西アフリカで農業に適した土壌を見分ける手法を開発―栽培管理、土壌保全が容易で、飢餓と砂漠化の克服に期待:国際農林水産業研究センター
(2018年8月8日発表)
(国)国際農林水産業研究センターは8月8日、西アフリカのスーダンサバンナで農業生産が可能な土壌を地中レーダーで正確、迅速に探すことのできる技術を開発したと発表した。鉄分が多い硬い複雑な土壌分布の中から、生産可能な適地を見つけ出す方法で、これまで1年近くかかっていた作業が数日でできる。
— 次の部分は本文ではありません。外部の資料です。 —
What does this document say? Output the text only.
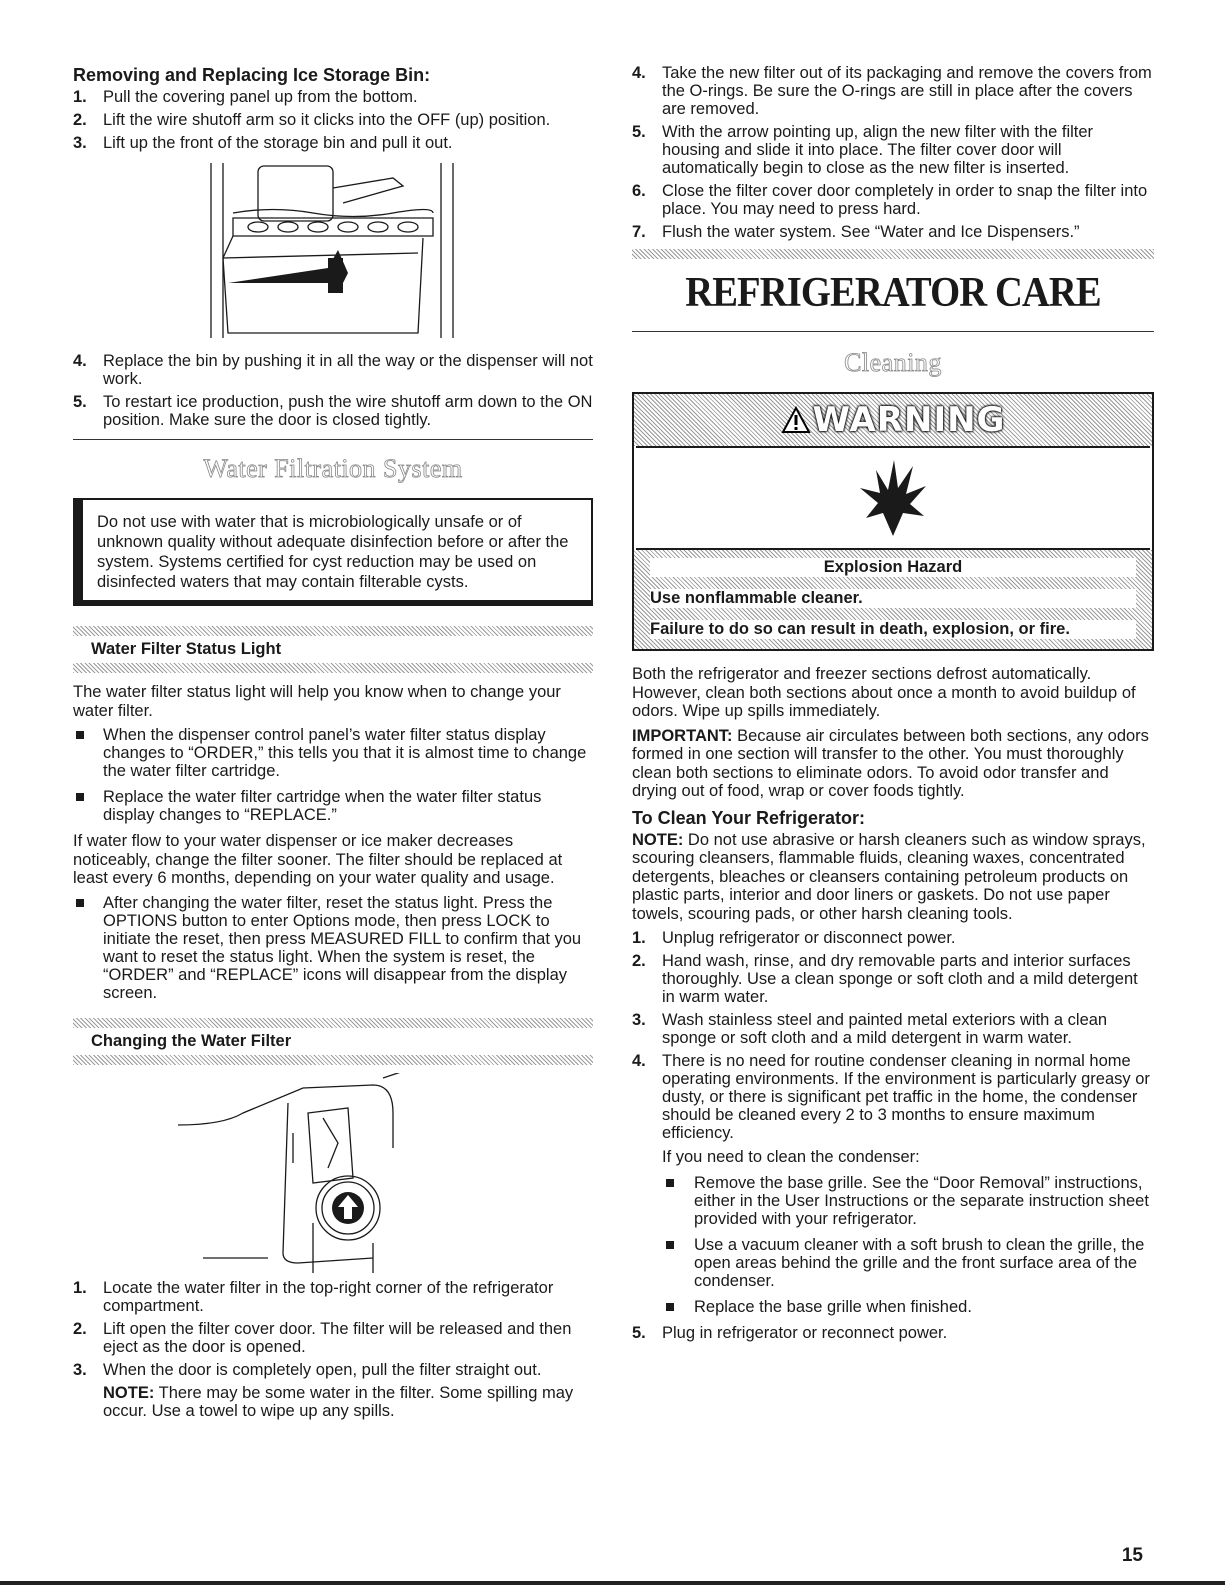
Removing and Replacing Ice Storage Bin:
1. Pull the covering panel up from the bottom.
2. Lift the wire shutoff arm so it clicks into the OFF (up) position.
3. Lift up the front of the storage bin and pull it out.
4. Replace the bin by pushing it in all the way or the dispenser will not work.
5. To restart ice production, push the wire shutoff arm down to the ON position. Make sure the door is closed tightly.
Water Filtration System

Do not use with water that is microbiologically unsafe or of unknown quality without adequate disinfection before or after the system. Systems certified for cyst reduction may be used on disinfected waters that may contain filterable cysts.

Water Filter Status Light

The water filter status light will help you know when to change your water filter.

When the dispenser control panel’s water filter status display changes to “ORDER,” this tells you that it is almost time to change the water filter cartridge.
Replace the water filter cartridge when the water filter status display changes to “REPLACE.”

If water flow to your water dispenser or ice maker decreases noticeably, change the filter sooner. The filter should be replaced at least every 6 months, depending on your water quality and usage.

After changing the water filter, reset the status light. Press the OPTIONS button to enter Options mode, then press LOCK to initiate the reset, then press MEASURED FILL to confirm that you want to reset the status light. When the system is reset, the “ORDER” and “REPLACE” icons will disappear from the display screen.
Changing the Water Filter
1. Locate the water filter in the top-right corner of the refrigerator compartment.
2. Lift open the filter cover door. The filter will be released and then eject as the door is opened.
3. When the door is completely open, pull the filter straight out.

NOTE: There may be some water in the filter. Some spilling may occur. Use a towel to wipe up any spills.

4. Take the new filter out of its packaging and remove the covers from the O-rings. Be sure the O-rings are still in place after the covers are removed.
5. With the arrow pointing up, align the new filter with the filter housing and slide it into place. The filter cover door will automatically begin to close as the new filter is inserted.
6. Close the filter cover door completely in order to snap the filter into place. You may need to press hard.
7. Flush the water system. See “Water and Ice Dispensers.”
REFRIGERATOR CARE
Cleaning
WARNING
Explosion Hazard
Use nonflammable cleaner.
Failure to do so can result in death, explosion, or fire.

Both the refrigerator and freezer sections defrost automatically. However, clean both sections about once a month to avoid buildup of odors. Wipe up spills immediately.

IMPORTANT: Because air circulates between both sections, any odors formed in one section will transfer to the other. You must thoroughly clean both sections to eliminate odors. To avoid odor transfer and drying out of food, wrap or cover foods tightly.

To Clean Your Refrigerator:

NOTE: Do not use abrasive or harsh cleaners such as window sprays, scouring cleansers, flammable fluids, cleaning waxes, concentrated detergents, bleaches or cleansers containing petroleum products on plastic parts, interior and door liners or gaskets. Do not use paper towels, scouring pads, or other harsh cleaning tools.

1. Unplug refrigerator or disconnect power.
2. Hand wash, rinse, and dry removable parts and interior surfaces thoroughly. Use a clean sponge or soft cloth and a mild detergent in warm water.
3. Wash stainless steel and painted metal exteriors with a clean sponge or soft cloth and a mild detergent in warm water.
4. There is no need for routine condenser cleaning in normal home operating environments. If the environment is particularly greasy or dusty, or there is significant pet traffic in the home, the condenser should be cleaned every 2 to 3 months to ensure maximum efficiency.
If you need to clean the condenser:
Remove the base grille. See the “Door Removal” instructions, either in the User Instructions or the separate instruction sheet provided with your refrigerator.
Use a vacuum cleaner with a soft brush to clean the grille, the open areas behind the grille and the front surface area of the condenser.
Replace the base grille when finished.
5. Plug in refrigerator or reconnect power.
15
持続可能な農業につながり、飢餓や砂漠化の克服にもつながるものと期待が高まっている。
スーダンサバンナとは、サハラ砂漠の南に位置するセネガル、ガンビア、マリ、ブルキナファソ、ニジェール、ベナン、ナイジェリアの7カ国にまたがる半乾燥地帯を指す。降雨量が少ない上に、特殊な「プリンソソル」と「リキシソル」という農業生産力の違った土壌がまだら状に分布している。
プリンソソルは鉄分が多く土壌粒子が結合した硬い鉄石や、鉄石同士がさらに結合して大きな板状になった鉄石固結層が地中の浅いところを占めるため、作物生産が難しい。
これに対してリキシソルは鉄石層や鉄石固結層が土中の浅いところにはなく、プリンソソルより作物が2倍から4倍も育ちやすい。リキシソルの土壌を簡単、正確に見つけられれば農耕が可能になる。
ところが両者は土中でまだら状に複雑に入り組んでいるため、適地を見極めるのは難しく、これまでは専門家が一つずつ穴を掘って探索するほかなく、大幅な時間と手間がかかった。
国際農研の伊ヶ崎健大研究員らはブルキナファソ環境農業研究所と共同で、800MHz(メガヘルツ)と300MHzの2つの電磁波を同時に地中に放射し、リキシソルとプリンソソルの境界面で反射した電磁波を捉える手法で、境界面の深度などの土壌図を推定する方法を開発した。
新しい方法は測定器をカートに乗せて水平に移動させるだけでできる。カートは1秒間に1mの速さで動かせる。これまでの土壌調査は専門家が1年近くもかけたが、新手法では専門知識がなくとも数日で調べることができるようになった。
農耕地と非農耕地を簡単に見分け、少ない農耕地を有効に利用することによって飢餓問題と土地の砂漠化を防ぐことに繋げられると見ている。